I could go on; the murder of the Stonewall at the hands of an especially evil hired gun from Cheyenne has great impact. And, the final confrontation at Graftons one fateful night, is one of the best in Westerns.
The characters are well developed and the story, while exiting, is a little melancholy.
The best Western ever made.
A lonesome stranger rides on to a homesteader's farm looking for water
and right after him comes the big cattle baron with several riders
issuing the latest of several warning to this particular squatter about
getting off 'his' range. Something about the man's bullying attitude
rubs the stranger the wrong way and he decides to stay and lend a hand.
So begins the classic western Shane which has entertained millions since its release in 1953. It gave Alan Ladd his career role and resulted in Oscar nominations for Jack Palance and Brandon DeWilde in the Best Supporting Actor category. It could have revived Alan Ladd's career, but for a fatal career decision by his agent/wife Sue Carol.
Shane was shot in 1951 completely on location in the Grand Teton mountains in Wyoming. Another reviewer pointed out that director George Stevens seem to meticulously shoot the same scene from many angles. He did just that and spent a year editing his masterpiece.
But in the mean time Sue Carol made a decision for her husband to leave Paramount and sign with Warner Brothers. Had she held out and waited for Shane's release, she might have gotten a great deal from Paramount that might have included better parts. As it was Paramount had no reason to push this film at Oscar time, so Ladd got no nomination for Best Actor which he could have with some studio backing.
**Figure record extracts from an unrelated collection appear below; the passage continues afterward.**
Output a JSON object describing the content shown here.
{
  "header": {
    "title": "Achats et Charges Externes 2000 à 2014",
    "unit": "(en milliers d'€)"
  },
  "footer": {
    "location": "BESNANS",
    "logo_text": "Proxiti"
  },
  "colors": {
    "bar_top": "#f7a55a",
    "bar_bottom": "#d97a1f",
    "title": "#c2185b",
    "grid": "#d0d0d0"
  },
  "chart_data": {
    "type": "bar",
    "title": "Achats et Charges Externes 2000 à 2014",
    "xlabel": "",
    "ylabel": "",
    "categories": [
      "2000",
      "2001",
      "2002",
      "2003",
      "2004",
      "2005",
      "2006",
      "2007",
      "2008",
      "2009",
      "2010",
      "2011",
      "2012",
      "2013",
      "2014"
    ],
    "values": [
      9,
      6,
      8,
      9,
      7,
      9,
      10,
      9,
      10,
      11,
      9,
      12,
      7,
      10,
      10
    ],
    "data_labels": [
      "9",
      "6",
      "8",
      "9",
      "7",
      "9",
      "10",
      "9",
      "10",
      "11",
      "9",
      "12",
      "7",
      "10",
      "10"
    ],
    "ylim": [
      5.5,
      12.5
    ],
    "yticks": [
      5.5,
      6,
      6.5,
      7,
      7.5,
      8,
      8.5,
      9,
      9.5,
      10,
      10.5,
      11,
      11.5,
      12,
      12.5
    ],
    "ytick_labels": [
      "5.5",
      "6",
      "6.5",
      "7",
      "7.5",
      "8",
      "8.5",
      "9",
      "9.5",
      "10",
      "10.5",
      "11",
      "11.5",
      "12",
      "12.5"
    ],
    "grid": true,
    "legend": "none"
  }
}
By the time Shane was out, Ladd was with Warner Brothers and doing some of the same routine action adventures films that he was doing at Paramount. No classic roles for that man any more.
The rancher versus homesteader is an old western plot story and there have been many films made from both points of view. Shane leaves no doubt that the homesteaders are in the right. The cattleman's point of view is eloquently argued in Elia Kazan's Sea of Grass by Spencer Tracy. That western icon John Wayne's been on both sides of the fence, in McLintock he's a cattle baron, in The Man Who Shot Liberty Valance he's a small rancher and protector of the homesteader.
Even Emile Meyer as Rufe Ryker does make a valid point that his kind settled the west when it was really wild. Van Heflin as Joe Starrett argues equally eloquently that doesn't give him the right to say no one else has any rights in the territory.
Shane marked the farewell big screen performance of Jean Arthur. A talented, but terribly strange woman with a whole lot of issues, Arthur delivers a good performance as Van Heflin's missus. She felt she was miscast as a farmer's wife, in westerns she saw herself more in the frontier woman roles she did in The Plainsman and Arizona. And at that she much preferred screwball comedy to any western. They weren't making her kind of films any more as she saw it, so she left.
When Shane's done doing what fate brought him to do in the valley he has to leave. For the community to grow there must be no more guns in the valley as he well realizes. So he leaves to an unknown fate, living in the hearts and memories of the Starrett family and the rest of the small farmers, especially young Brandon DeWilde.
And in the hearts of all lovers of the western genre including this little cowpoke who saw him as a small lad on the big silver screen so many years ago.